Prosecutors allege the defendants — including Lauren Handy, John Hinshaw, Heather Idoni, William Goodman and Herb Geraghty — violated the law when they allegedly used chain and rope in October 2020 to blockade the Washington Surgi-Clinic. The trial against other defendants facing charges from the same blockade will begin at a later date.

The case gained additional notoriety when, the same day a federal indictment was announced against the defendants, D.C. police discovered five fetuses in a Capitol Hill rowhouse basement where Handy had been staying. The criminal trial, however, has nothing to do with the fetuses antiabortion activists say they collected from outside the same D.C. abortion clinic and authorities have not charged anyone in that matter.
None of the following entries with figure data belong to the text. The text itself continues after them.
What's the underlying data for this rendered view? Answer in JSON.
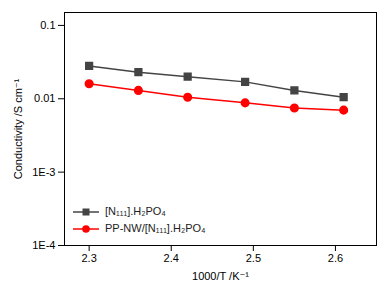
{
  "chart_data": {
    "type": "line",
    "log": "y",
    "grid": false,
    "legend": "lower left",
    "xlabel": "1000/T /K⁻¹",
    "ylabel": "Conductivity /S cm⁻¹",
    "x": [
      2.3,
      2.36,
      2.42,
      2.49,
      2.55,
      2.61
    ],
    "series": [
      {
        "name": "[N₁₁₁].H₂PO₄",
        "color": "#444444",
        "marker": "square",
        "values": [
          0.028,
          0.023,
          0.02,
          0.017,
          0.013,
          0.0105
        ]
      },
      {
        "name": "PP-NW/[N₁₁₁].H₂PO₄",
        "color": "#ff0000",
        "marker": "circle",
        "values": [
          0.016,
          0.013,
          0.0105,
          0.0088,
          0.0075,
          0.007
        ]
      }
    ],
    "xlim": [
      2.27,
      2.65
    ],
    "ylim": [
      0.0001,
      0.15
    ],
    "xticks": [
      2.3,
      2.4,
      2.5,
      2.6
    ],
    "yticks": [
      {
        "value": 0.0001,
        "label": "1E-4"
      },
      {
        "value": 0.001,
        "label": "1E-3"
      },
      0.01,
      0.1
    ]
  }
}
Several potential jurors, however, said they recalled reading about the discovery. Kollar-Kotelly made clear to those jurors that the fetuses will not be part of this case.

Still, some potential jurors said they would be swayed. One potential juror who recalled that news story said Thursday that he thought the idea of storing fetuses was “wacko.”
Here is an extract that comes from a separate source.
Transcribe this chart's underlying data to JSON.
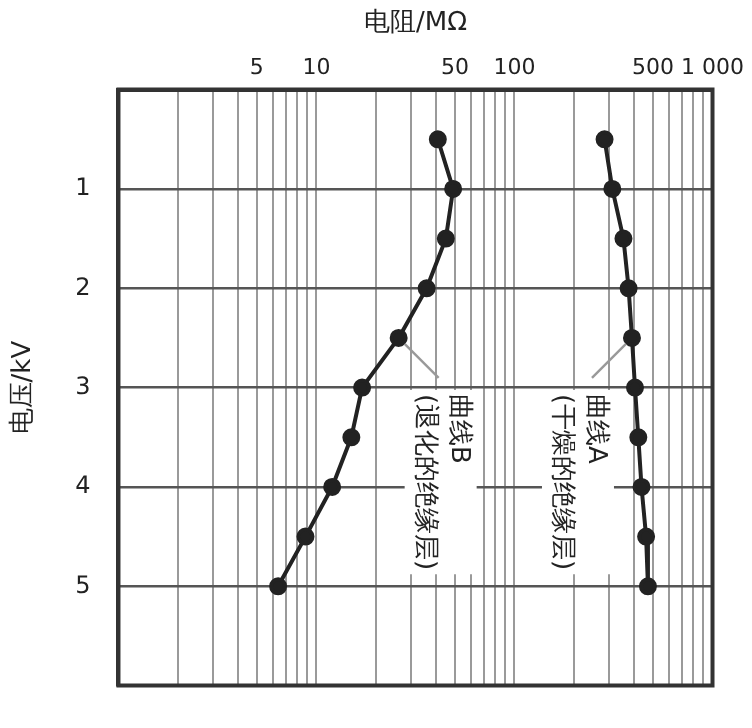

When asked if he could push that information aside to independently hear this case, the potential juror replied: “It would be difficult to go past that.” He was excused.
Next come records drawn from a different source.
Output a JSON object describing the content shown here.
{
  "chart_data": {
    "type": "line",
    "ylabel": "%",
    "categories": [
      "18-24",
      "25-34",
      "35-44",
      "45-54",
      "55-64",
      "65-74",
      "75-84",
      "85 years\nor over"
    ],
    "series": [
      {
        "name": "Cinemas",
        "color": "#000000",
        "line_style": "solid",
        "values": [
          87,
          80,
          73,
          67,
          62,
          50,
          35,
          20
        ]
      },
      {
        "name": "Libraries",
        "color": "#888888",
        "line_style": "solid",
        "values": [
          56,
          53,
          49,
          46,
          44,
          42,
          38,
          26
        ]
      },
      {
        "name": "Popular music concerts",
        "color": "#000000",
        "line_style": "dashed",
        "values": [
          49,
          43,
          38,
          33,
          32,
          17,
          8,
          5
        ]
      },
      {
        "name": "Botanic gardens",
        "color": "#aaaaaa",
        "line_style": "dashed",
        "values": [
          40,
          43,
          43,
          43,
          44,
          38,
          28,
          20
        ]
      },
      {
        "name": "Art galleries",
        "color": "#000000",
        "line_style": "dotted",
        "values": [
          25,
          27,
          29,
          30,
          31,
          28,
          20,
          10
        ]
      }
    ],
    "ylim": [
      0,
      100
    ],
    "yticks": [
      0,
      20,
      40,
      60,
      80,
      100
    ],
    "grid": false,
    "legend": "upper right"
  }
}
It also became clear as the trial began that activism around abortion had the potential to affect jury selection.

“This is a trial of the decade of the pro-life movement,” Caroline Smith, executive director of Progressive Anti-Abortion Uprising, an antiabortion group that lists Handy as its activism director, said at a news conference outside the courthouse on Wednesday.

Geraghty, another defendant, stood in front of a bright yellow poster demanding “JUSTICE” for the fetuses found in the Capitol Hill rowhome and another poster declaring “STOP INFANTICIDE.” Geraghty acknowledged the long prison sentence they could face if convicted, but said the group will not be deterred from their mission.

“This is scary,” Geraghty said, later adding: “We will not stop fighting. We will not stop rescuing, and we will not stop working for justice.”

Meanwhile, outside another entrance to the courthouse, an antiabortion advocate allegedly handed out antiabortion fliers labeling the defendants “Pro-life heroes.” It called the FACE Act a “wicked law” and criticized Judge Kollar-Kotelly by name.

Upon hearing about this antiabortion flier, and its contents, Kollar-Kotelly told the defense on Wednesday she was putting them “on notice.” She later said the literature was clearly intended to influence jurors. Handy, the lead defendant, said these were not fliers from her, or her organization, and she did not know who was distributing them.

Another potential juror who has donated to abortion clinics in South Florida and marched in front of the Supreme Court after the Dobbs decision said he would be able to put his views aside and listen to the arguments as presented in court.

“I have family members who disapprove of abortion,” he said. “They’re still my family.”

“I think it’s close,” Kollar-Kotelly said, “but I’m going to leave him in.”